The effect of RNA substitution models on viroid and RNA virus phylogenies.
Patiño Galindo J., González Candelas F., Pybus OG.
Many viroids and RNA viruses have genomes that exhibit secondary structure, with paired nucleotides forming stems and loops. Such structures violate a key assumption of most methods of phylogenetic reconstruction, that sequence change is independent among sites. However, phylogenetic analyses of these transmissible agents rarely use evolutionary models that account for RNA secondary structure. Here we assess the effect of using RNA-specific nucleotide substitution models on the phylogenetic inference of viroids and RNA viruses. We obtained data sets comprising full-genome nucleotide sequences from 6 viroid and 10 single-stranded RNA virus species. For each alignment, we inferred consensus RNA secondary structures, then evaluated different DNA and RNA substitution models. We used model selection to choose the best-fitting model and evaluate estimated Bayesian phylogenies. Further, for each data set we generated and compared Robinson-Foulds (RF) statistics in order to test whether the distributions of trees generated under alternative models are notably different to each other.

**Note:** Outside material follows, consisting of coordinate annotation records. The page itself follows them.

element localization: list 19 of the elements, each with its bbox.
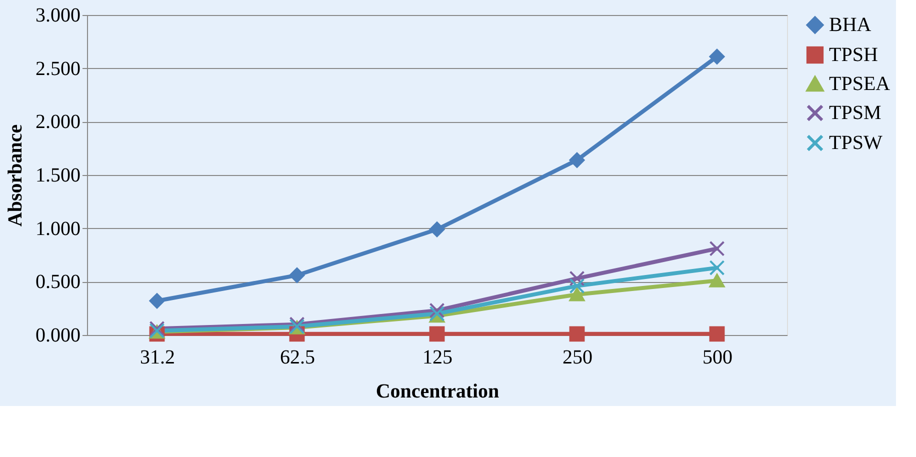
legend-label: TPSEA [829, 73, 891, 95]
x-tick-label: 500 [702, 346, 732, 368]
x-tick-label: 31.2 [140, 346, 175, 368]
y-tick-label: 1.500 [36, 164, 80, 186]
x-tick-label: 125 [422, 346, 452, 368]
legend-label: TPSW [829, 132, 882, 154]
y-axis-title: Absorbance [4, 124, 26, 227]
y-tick-label: 1.000 [36, 218, 80, 240]
y-tick-label: 0.000 [36, 324, 80, 346]
y-tick-label: 0.500 [36, 271, 80, 294]
legend-label: TPSH [829, 44, 878, 66]
y-tick-label: 2.000 [36, 111, 80, 134]
x-tick-label: 250 [562, 346, 592, 368]
y-tick-label: 2.500 [36, 58, 80, 80]
y-tick-label: 3.000 [36, 4, 80, 26]
x-tick-label: 62.5 [280, 346, 315, 368]
legend-label: TPSM [829, 102, 882, 124]
x-axis-title: Concentration [376, 380, 500, 402]
legend-label: BHA [829, 14, 872, 36]
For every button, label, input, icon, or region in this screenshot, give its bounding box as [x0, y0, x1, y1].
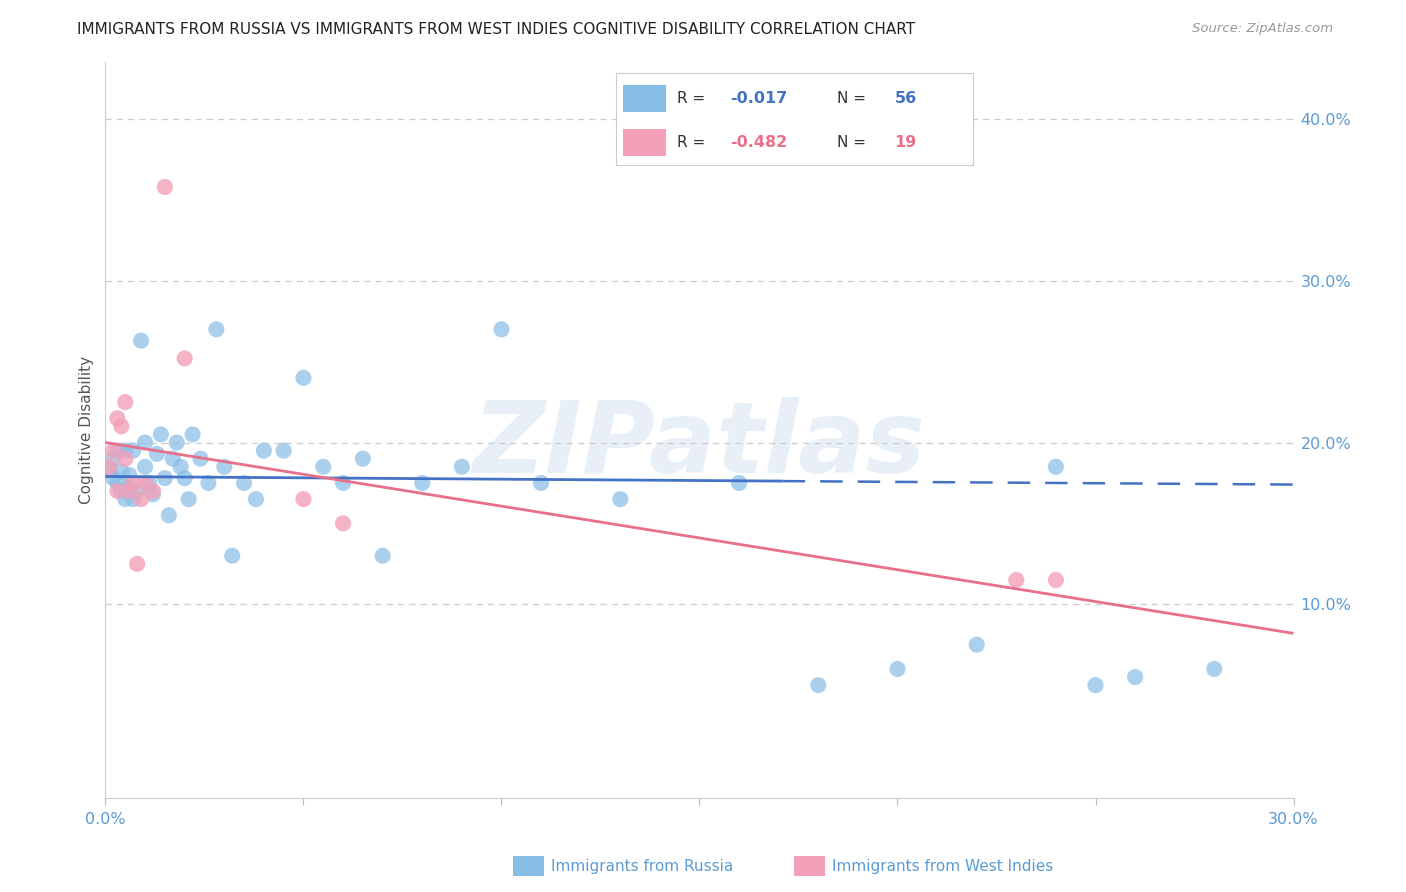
Point	[118, 483, 141, 498]
Text: Source: ZipAtlas.com: Source: ZipAtlas.com	[1192, 22, 1333, 36]
Point	[214, 459, 236, 474]
Point	[134, 459, 156, 474]
Point	[122, 443, 145, 458]
Text: Immigrants from Russia: Immigrants from Russia	[551, 859, 734, 873]
Point	[1204, 662, 1226, 676]
Point	[371, 549, 394, 563]
Point	[233, 475, 256, 490]
Point	[142, 487, 165, 501]
Point	[103, 471, 125, 485]
Point	[149, 427, 172, 442]
Point	[530, 475, 553, 490]
Point	[1045, 573, 1067, 587]
Point	[273, 443, 295, 458]
Point	[110, 419, 132, 434]
Point	[98, 459, 121, 474]
Point	[114, 451, 136, 466]
Point	[110, 465, 132, 479]
Point	[98, 463, 121, 477]
Point	[245, 492, 267, 507]
Point	[253, 443, 276, 458]
Point	[105, 411, 128, 425]
Point	[118, 467, 141, 482]
Point	[122, 475, 145, 490]
Point	[105, 443, 128, 458]
Point	[162, 451, 184, 466]
Point	[129, 492, 152, 507]
Point	[450, 459, 472, 474]
Point	[177, 492, 200, 507]
Y-axis label: Cognitive Disability: Cognitive Disability	[79, 356, 94, 505]
Point	[157, 508, 180, 523]
Point	[491, 322, 513, 336]
Point	[332, 516, 354, 531]
Point	[292, 371, 315, 385]
Point	[966, 638, 988, 652]
Point	[146, 447, 169, 461]
Point	[153, 180, 176, 194]
Point	[138, 475, 160, 490]
Point	[312, 459, 335, 474]
Text: IMMIGRANTS FROM RUSSIA VS IMMIGRANTS FROM WEST INDIES COGNITIVE DISABILITY CORRE: IMMIGRANTS FROM RUSSIA VS IMMIGRANTS FRO…	[77, 22, 915, 37]
Point	[807, 678, 830, 692]
Point	[114, 443, 136, 458]
Point	[728, 475, 751, 490]
Point	[114, 395, 136, 409]
Point	[352, 451, 374, 466]
Point	[292, 492, 315, 507]
Text: Immigrants from West Indies: Immigrants from West Indies	[832, 859, 1053, 873]
Point	[142, 483, 165, 498]
Point	[181, 427, 204, 442]
Point	[127, 557, 149, 571]
Point	[609, 492, 631, 507]
Point	[114, 492, 136, 507]
Point	[134, 435, 156, 450]
Point	[1045, 459, 1067, 474]
Point	[105, 483, 128, 498]
Point	[170, 459, 193, 474]
Point	[173, 351, 195, 366]
Point	[190, 451, 212, 466]
Point	[411, 475, 433, 490]
Point	[332, 475, 354, 490]
Point	[886, 662, 908, 676]
Point	[166, 435, 188, 450]
Point	[205, 322, 228, 336]
Point	[118, 481, 141, 495]
Point	[197, 475, 219, 490]
Point	[1084, 678, 1107, 692]
Point	[127, 483, 149, 498]
Point	[153, 471, 176, 485]
Point	[221, 549, 243, 563]
Point	[103, 443, 125, 458]
Point	[103, 451, 125, 466]
Point	[122, 492, 145, 507]
Point	[1005, 573, 1028, 587]
Point	[1123, 670, 1146, 684]
Point	[105, 475, 128, 490]
Point	[110, 483, 132, 498]
Point	[173, 471, 195, 485]
Point	[129, 334, 152, 348]
Point	[134, 475, 156, 490]
Text: ZIPatlas: ZIPatlas	[472, 397, 927, 493]
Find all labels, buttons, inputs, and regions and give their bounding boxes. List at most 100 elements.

In all alignments, the best-fitting model was one that considers RNA secondary structure: RNA models that allow a non-zero rate of double substitution (RNA16A, RNA16C) fitted best for both viral and viroid data sets. In 14 of 16 data sets, the use of an RNA-specific model led to significantly longer tree lengths, but only in 3 cases did it have a significant effect on RFs. In conclusion, using RNA model when undertaking phylogenetic inference of viroids and RNA viruses can provide a better model fit than standard approaches and model choice can significantly affect branch length estimates.